In the November/December 1996 issue of Books & Culture, reviewing Andrew Walls's book The Missionary Movement in Christian History: Studies in the Transmission of Faith (Orbis), Mark Noll wrote that "if a more important book on the general meaning of Christian history is published this year—or even this decade—it will be a surprise." Last year, the book was included in Christianity Today's list of the 100 most influential Christian books of the twentieth century. That's a fair measure of the impact of Andrew Walls's work. Walls, who is professor of world Christianity at Princeton Theological Seminary and founder of the Center for the Study of Christianity in the Non-Western World at the University of Edinburgh, has a new book just out from Orbis, The Cross-Cultural Process in Christian History. Don Yerxa spoke with Walls at Eastern Nazarene College in January of this year prior to Walls's lecture in the ENC History Department's Distinguished Lecture Series.
Would you tell us a little bit about your childhood and early religious experiences?
I come from a working-class family. My mother was traditionally devout. Though I believe he prayed every day of his life, I don't recall my father ever going to church. Like many people from that generation, he believed that the church had abandoned working people and was not standing for righteousness. The person I have realized since that was a great influence on me was my grandfather, who lived with us. He had run away to sea from Dundee at the age of twelve and had traveled the world. He eventually settled down looking after sheep in Patagonia. My earliest memories include floods of what I now realize to be very bad Spanish, but also insights into things from all over the world. He himself was a rugged old unbeliever, but the impressions remained with me for a long time.
I went to Sunday school and church and in adolescent years made a commitment to Christ.
Did your education encourage or hinder your call to missions?
Influences while a student were very important in shaping my Christian life and understanding. A deep impression of the mission field was there from an early stage and a very definite consciousness of the rest of the world, which I think had come from this early exposure from my grandfather. During my student years at Exeter College, Oxford, I felt a tension. A desire to be a missionary remained. I was very conscious, however, of gifts I didn't have, including the obvious pastoral gifts you are looking for in a minister. The other part of the tension was my deep absorption in academic work—a desire and, as I believed, a calling for Christians to continue in these lines. I couldn't reconcile the missionary and the academic lines, possibly because I was thinking of mission work in rather conventional terms that one got from Sunday school and church. They did come together, of course, and when the opening came it was indeed desired that it be someone with a good academic background, with graduate work, and so on. I had, in the meantime, become the librarian and general factotum at Tyndale House in Cambridge in its early days as a biblical research library. I had been in a research setting for some time and was still not clear how this reconciled with what I still retained from the missionary vocation.
You have written about an epiphany experience early in your time in West Africa in which you came to recognize that the African church was experiencing essentially the same tensions as those of the early church. Could you describe how that realization dawned on you?

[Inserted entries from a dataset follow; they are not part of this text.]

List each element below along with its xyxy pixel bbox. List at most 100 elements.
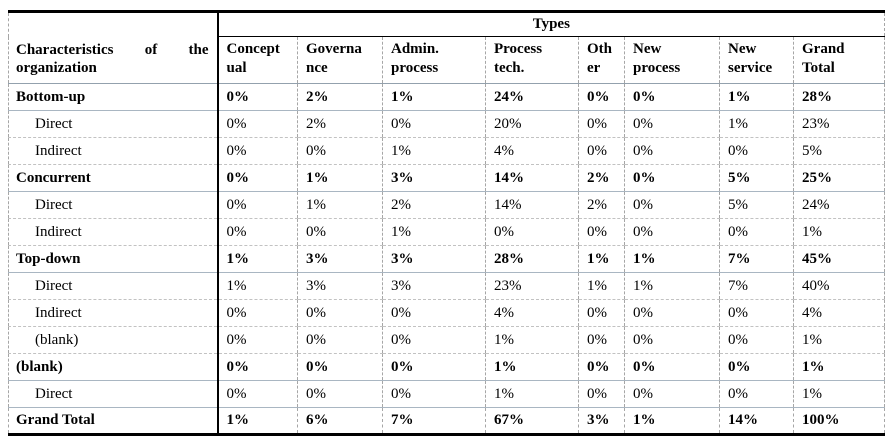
row-label-cell: Direct (8, 380, 219, 408)
value-cell: 3% (382, 272, 486, 300)
value-cell: 1% (217, 272, 298, 300)
row-label-cell: Direct (8, 191, 219, 219)
value-cell: 0% (217, 191, 298, 219)
value-cell: 0% (624, 137, 720, 165)
value-cell: 28% (792, 83, 885, 111)
pivot-table: Characteristics of the organization Type… (8, 10, 886, 436)
value-cell: 0% (624, 380, 720, 408)
value-cell: 1% (382, 218, 486, 246)
value-cell: 5% (719, 191, 794, 219)
value-cell: 0% (624, 164, 720, 192)
column-header-cell: Grand Total (792, 36, 885, 84)
table-row: Indirect 0% 0% 1% 0% 0% 0% 0% 1% (8, 218, 885, 246)
value-cell: 0% (382, 353, 486, 381)
value-cell: 0% (297, 218, 383, 246)
value-cell: 5% (719, 164, 794, 192)
column-header-cell: Oth er (578, 36, 625, 84)
value-cell: 0% (624, 191, 720, 219)
table-row: Concurrent 0% 1% 3% 14% 2% 0% 5% 25% (8, 164, 885, 192)
value-cell: 0% (578, 380, 625, 408)
value-cell: 0% (217, 299, 298, 327)
value-cell: 14% (485, 164, 579, 192)
value-cell: 2% (297, 83, 383, 111)
column-header-cell: Admin. process (382, 36, 486, 84)
value-cell: 2% (382, 191, 486, 219)
table-row: Direct 0% 0% 0% 1% 0% 0% 0% 1% (8, 380, 885, 408)
value-cell: 3% (578, 407, 625, 435)
column-header-cell: Concept ual (217, 36, 298, 84)
value-cell: 1% (624, 407, 720, 435)
row-label-cell: Concurrent (8, 164, 219, 192)
value-cell: 0% (578, 299, 625, 327)
value-cell: 4% (485, 299, 579, 327)
value-cell: 45% (792, 245, 885, 273)
value-cell: 0% (624, 83, 720, 111)
row-label-cell: Direct (8, 272, 219, 300)
value-cell: 1% (624, 245, 720, 273)
value-cell: 4% (485, 137, 579, 165)
table-row: Direct 1% 3% 3% 23% 1% 1% 7% 40% (8, 272, 885, 300)
table-row: Top-down 1% 3% 3% 28% 1% 1% 7% 45% (8, 245, 885, 273)
value-cell: 6% (297, 407, 383, 435)
value-cell: 0% (382, 299, 486, 327)
value-cell: 0% (217, 380, 298, 408)
value-cell: 0% (297, 353, 383, 381)
value-cell: 1% (485, 353, 579, 381)
types-header-cell: Types (217, 11, 885, 37)
value-cell: 0% (217, 326, 298, 354)
value-cell: 0% (624, 326, 720, 354)
row-label-cell: Indirect (8, 299, 219, 327)
value-cell: 0% (217, 110, 298, 138)
table-row: Grand Total 1% 6% 7% 67% 3% 1% 14% 100% (8, 407, 885, 435)
value-cell: 20% (485, 110, 579, 138)
value-cell: 1% (719, 83, 794, 111)
value-cell: 1% (217, 407, 298, 435)
value-cell: 1% (578, 272, 625, 300)
row-label-cell: Indirect (8, 137, 219, 165)
value-cell: 2% (297, 110, 383, 138)
value-cell: 1% (382, 83, 486, 111)
value-cell: 0% (297, 326, 383, 354)
value-cell: 23% (792, 110, 885, 138)
value-cell: 1% (624, 272, 720, 300)
value-cell: 3% (382, 245, 486, 273)
row-label-cell: (blank) (8, 326, 219, 354)
value-cell: 1% (485, 380, 579, 408)
value-cell: 0% (297, 380, 383, 408)
row-label-cell: Bottom-up (8, 83, 219, 111)
value-cell: 0% (578, 353, 625, 381)
value-cell: 0% (578, 326, 625, 354)
table-row: (blank) 0% 0% 0% 1% 0% 0% 0% 1% (8, 326, 885, 354)
value-cell: 0% (578, 83, 625, 111)
value-cell: 25% (792, 164, 885, 192)
value-cell: 40% (792, 272, 885, 300)
value-cell: 0% (719, 353, 794, 381)
value-cell: 0% (217, 83, 298, 111)
value-cell: 1% (792, 380, 885, 408)
column-header-cell: New process (624, 36, 720, 84)
column-header-cell: Process tech. (485, 36, 579, 84)
value-cell: 0% (624, 218, 720, 246)
value-cell: 67% (485, 407, 579, 435)
value-cell: 0% (382, 326, 486, 354)
value-cell: 14% (719, 407, 794, 435)
row-label-cell: Top-down (8, 245, 219, 273)
value-cell: 24% (485, 83, 579, 111)
value-cell: 5% (792, 137, 885, 165)
value-cell: 0% (297, 137, 383, 165)
value-cell: 23% (485, 272, 579, 300)
value-cell: 3% (382, 164, 486, 192)
value-cell: 1% (217, 245, 298, 273)
value-cell: 1% (485, 326, 579, 354)
value-cell: 0% (217, 164, 298, 192)
value-cell: 0% (719, 326, 794, 354)
value-cell: 0% (578, 218, 625, 246)
value-cell: 1% (578, 245, 625, 273)
value-cell: 1% (382, 137, 486, 165)
value-cell: 1% (792, 218, 885, 246)
table-row: (blank) 0% 0% 0% 1% 0% 0% 0% 1% (8, 353, 885, 381)
table-row: Indirect 0% 0% 0% 4% 0% 0% 0% 4% (8, 299, 885, 327)
value-cell: 1% (792, 353, 885, 381)
value-cell: 4% (792, 299, 885, 327)
value-cell: 0% (578, 110, 625, 138)
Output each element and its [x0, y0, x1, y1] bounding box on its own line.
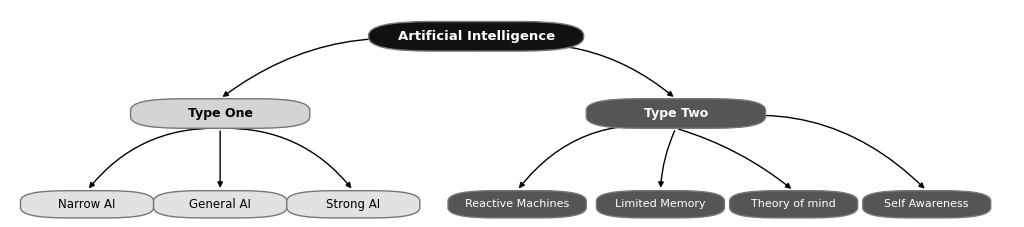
Text: Type Two: Type Two — [644, 107, 708, 120]
FancyBboxPatch shape — [729, 191, 858, 218]
FancyBboxPatch shape — [131, 99, 309, 128]
Text: Limited Memory: Limited Memory — [615, 199, 706, 209]
Text: Artificial Intelligence: Artificial Intelligence — [397, 30, 555, 43]
Text: Theory of mind: Theory of mind — [752, 199, 836, 209]
Text: Narrow AI: Narrow AI — [58, 198, 116, 211]
FancyBboxPatch shape — [596, 191, 725, 218]
Text: Self Awareness: Self Awareness — [885, 199, 969, 209]
FancyBboxPatch shape — [287, 191, 420, 218]
Text: Type One: Type One — [187, 107, 253, 120]
FancyBboxPatch shape — [20, 191, 154, 218]
Text: Reactive Machines: Reactive Machines — [465, 199, 569, 209]
FancyBboxPatch shape — [862, 191, 991, 218]
Text: Strong AI: Strong AI — [327, 198, 380, 211]
FancyBboxPatch shape — [449, 191, 586, 218]
Text: General AI: General AI — [189, 198, 251, 211]
FancyBboxPatch shape — [586, 99, 766, 128]
FancyBboxPatch shape — [369, 22, 584, 51]
FancyBboxPatch shape — [154, 191, 287, 218]
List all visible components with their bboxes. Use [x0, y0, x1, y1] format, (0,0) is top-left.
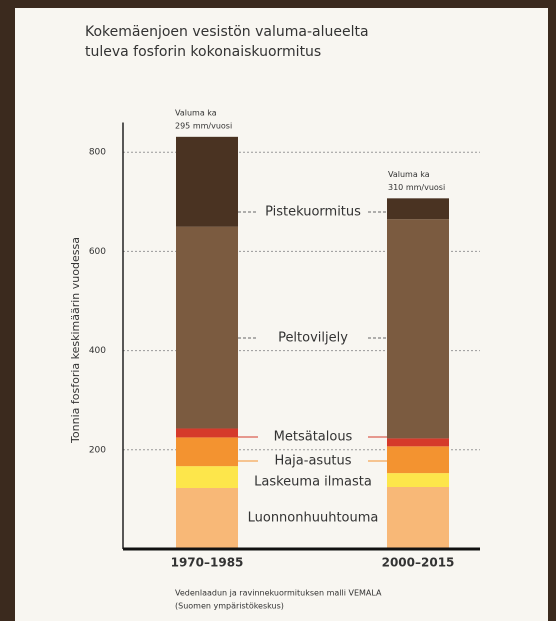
- annotation: 310 mm/vuosi: [388, 183, 445, 192]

In the 1950s, we still talked about "the younger churches," and the expectation was that the younger churches would learn from the experience of the older ones. I was to teach early church history. Church history was my background; I had done my work at Oxford in Patristics and had written on the apostolic tradition of Hippolytus. I started teaching still very much with this idea of imparting the lessons of the past—as the arbiter of this—to an expectant audience, which obviously had great difficulty in making anything out of this peculiar set of information. The students wrote it all down. Ritual transfer of knowledge was important. But it clearly didn't have any impact or make any particular sense to people. This attitude of imparting lessons was combined with a very critical sense of the existing African church and great awareness of its faults,—and very little awareness, as I began to discover, of its inwardness, of where it had come from.